You probably dont need to change the ifcfg format, its relatively trivial to
test for "demand" in the PPP_OPTIONS string. I'll mail the mods I made directly
to email@example.com, but in brief summary the only overhead it imposes is to
require ifup-ppp to get the config info *before* deciding whether or not to call
ppp-watch and changing the ifcfg format would impose the same condition so I
suspect its a moot point. Anyway, mail is on the way (fron firstname.lastname@example.org
since I'm at work right now...) I suspect you dont need to do much more than
that. I'd be interested to find out whether those mods would, in fact, break
rp3... I dont think so but I'm not sure.
I'm not going to look through the options, that makes for less
readable code. We expand the list of defined tags for the ifcfg
files when we want to do something like this. Keeps the code
hmm, you already do in places.. not the options line but you do the "echo ...

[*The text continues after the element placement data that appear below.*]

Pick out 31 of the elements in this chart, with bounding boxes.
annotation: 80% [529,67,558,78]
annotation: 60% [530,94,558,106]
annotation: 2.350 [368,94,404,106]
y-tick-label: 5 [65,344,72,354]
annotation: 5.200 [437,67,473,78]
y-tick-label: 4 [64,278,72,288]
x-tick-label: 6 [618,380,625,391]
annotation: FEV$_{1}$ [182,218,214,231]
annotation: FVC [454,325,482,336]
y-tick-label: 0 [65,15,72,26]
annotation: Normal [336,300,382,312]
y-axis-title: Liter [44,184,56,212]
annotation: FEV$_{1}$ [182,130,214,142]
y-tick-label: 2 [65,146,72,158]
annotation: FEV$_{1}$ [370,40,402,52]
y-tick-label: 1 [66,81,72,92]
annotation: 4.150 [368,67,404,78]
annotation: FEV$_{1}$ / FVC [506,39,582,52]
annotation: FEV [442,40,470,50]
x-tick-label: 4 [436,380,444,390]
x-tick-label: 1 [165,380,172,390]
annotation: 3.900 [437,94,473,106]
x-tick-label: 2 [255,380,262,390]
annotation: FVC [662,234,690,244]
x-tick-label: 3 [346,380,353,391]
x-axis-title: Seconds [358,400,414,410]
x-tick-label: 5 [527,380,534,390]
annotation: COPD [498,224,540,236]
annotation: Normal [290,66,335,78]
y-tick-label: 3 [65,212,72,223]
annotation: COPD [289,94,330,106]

|grep -q ..." thing for other parameters so it didnt seem much of much..
Fair enough, however you want to handle it :) pardon me whilst I just intercept
that email at the gateway...
$ grep grep ifup-ppp
In some scripts, we don't have the option of keeping things as clean
as we would like, but at least in ifup-ppp we don't need to make
things harder for ourselves... :-)
Regardless of the technical issues: To me it would make sense to have a
supported way to configure demand dialing, and the corresponding timout, without
having to rely on free form PPPOPTIIONS.
Yes, of course it would make sense! There's no argument about that.
The point is that there currently isn't one.
*** Bug 9552 has been marked as a duplicate of this bug. ***
By now initscript supports a "DEMAND=yes" configurations. So this bug can presumably be closed now. Right?